L’existence des villes, 6. Shanghai

Shanghai ne dort pas : on dit qu’en l’an 2 000, plus de 50% des grues de la planète y becquetaient la terre, levant sur le delta du Yangzi Jiang les tours des travailleurs venus des campagnes riantes, des quartiers du centre insalubres, des expatriés. Vu depuis l’autoroute qui la balafre, sur le dos voûté de laquelle se bousculent des bouchons de voitures, de taxis asthmatiques et de bus, on a l’impression d’un espace dépourvu de propriétés, comme s’il venait d’être rasé par des colons hâtifs d’y reconstruire à toute vitesse, y faire prospérer leur église avant que les esprits ne tournent.

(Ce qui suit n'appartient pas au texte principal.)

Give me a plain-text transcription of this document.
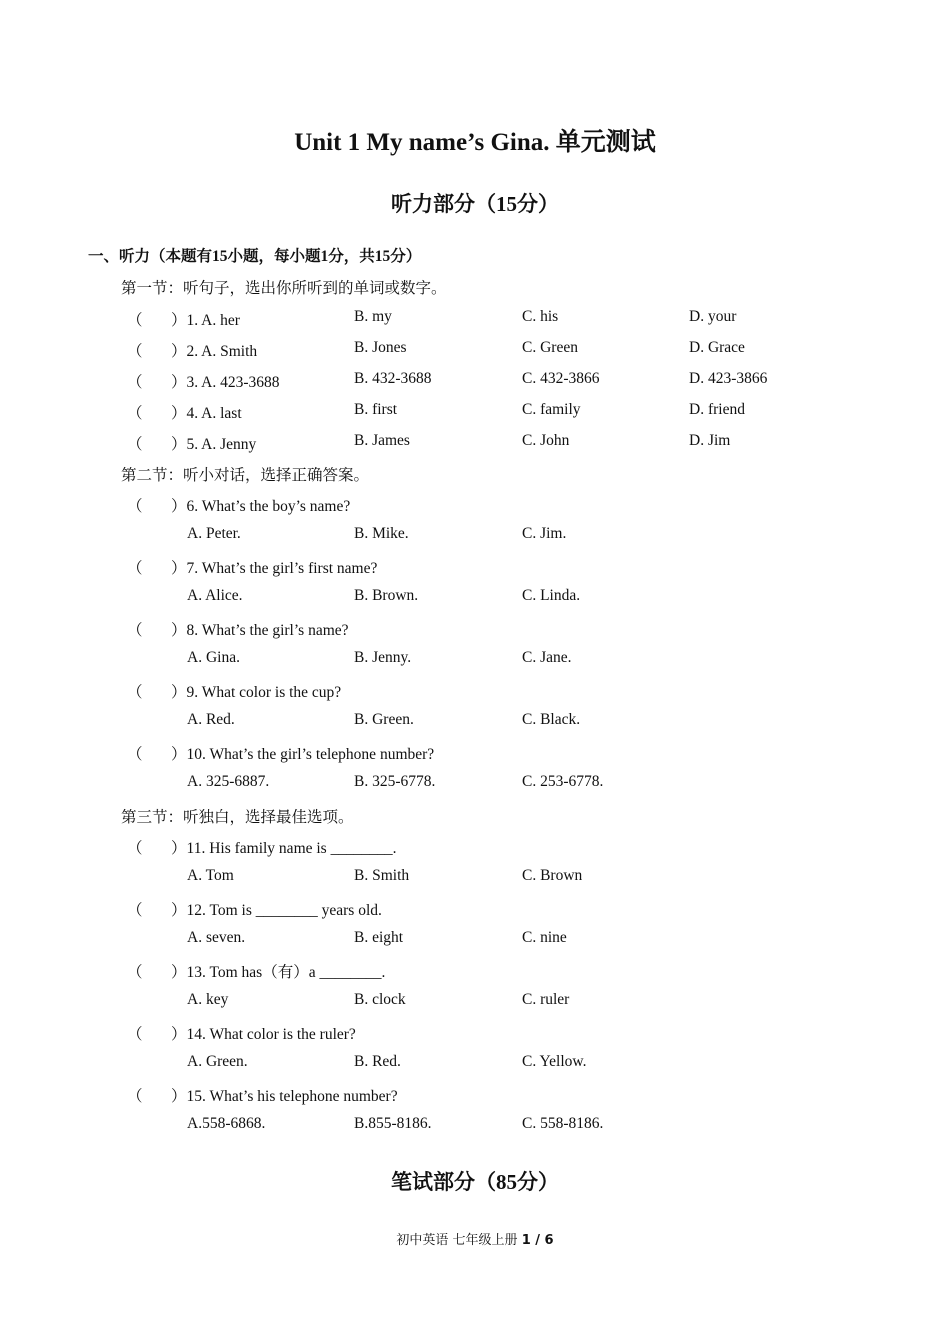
Unit 1 My name’s Gina. 单元测试
听力部分（15分）
一、听力（本题有15小题，每小题1分，共15分）
第一节：听句子，选出你所听到的单词或数字。
（ ）1. A. her	B. my	C. his	D. your
（ ）2. A. Smith	B. Jones	C. Green	D. Grace
（ ）3. A. 423-3688	B. 432-3688	C. 432-3866	D. 423-3866
（ ）4. A. last	B. first	C. family	D. friend
（ ）5. A. Jenny	B. James	C. John	D. Jim
第二节：听小对话，选择正确答案。
（ ）6. What’s the boy’s name?
A. Peter.	B. Mike.	C. Jim.
（ ）7. What’s the girl’s first name?
A. Alice.	B. Brown.	C. Linda.
（ ）8. What’s the girl’s name?
A. Gina.	B. Jenny.	C. Jane.
（ ）9. What color is the cup?
A. Red.	B. Green.	C. Black.
（ ）10. What’s the girl’s telephone number?
A. 325-6887.	B. 325-6778.	C. 253-6778.
第三节：听独白，选择最佳选项。
（ ）11. His family name is ________.
A. Tom	B. Smith	C. Brown
（ ）12. Tom is ________ years old.
A. seven.	B. eight	C. nine
（ ）13. Tom has（有）a ________.
A. key	B. clock	C. ruler
（ ）14. What color is the ruler?
A. Green.	B. Red.	C. Yellow.
（ ）15. What’s his telephone number?
A.558-6868.	B.855-8186.	C. 558-8186.
笔试部分（85分）
初中英语 七年级上册 1 / 6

C’est dans ce non-lieu que se serrent les chapelets d’usines et les totems géométriques, face à face et muets, reliés en grappes par des chemins qu’un plancher d’arbres verts dérobe.

Mais si, prenant prétexte d’une bretelle nous rejoignions le sol pour circuler entre les pattes de l’autoroute, cinquante mètres plus bas sous les platanes, c’est au milieu des magasins de rien du tout et des bouibouis puant la boulette de soja frit que nous nous retrouverions soudain, à trente à l’heure au coeur des années folles, slalomant entre les cabrouets charriant dans la poussière des montagnes de meubles sous l’oeil goguenard des gardiens, avachis dans leur loge pour surveiller à l’intérieur des lanes les épouvantails du linge qui sèche et les machines de sport municipal musclant les autochtones (ragotant leurs vies éclatantes en pyjama). Eussions-nous descendu plus loin, au lieu de l’ancienne concession française, c’eût été le Bund – relecture nouveau riche de l’Angleterre victorienne – et puis Pudong, le rêve des experts en hallucination simple, voyant des scooters sur les routes du ciel et des gratte-ciels dans les rizières.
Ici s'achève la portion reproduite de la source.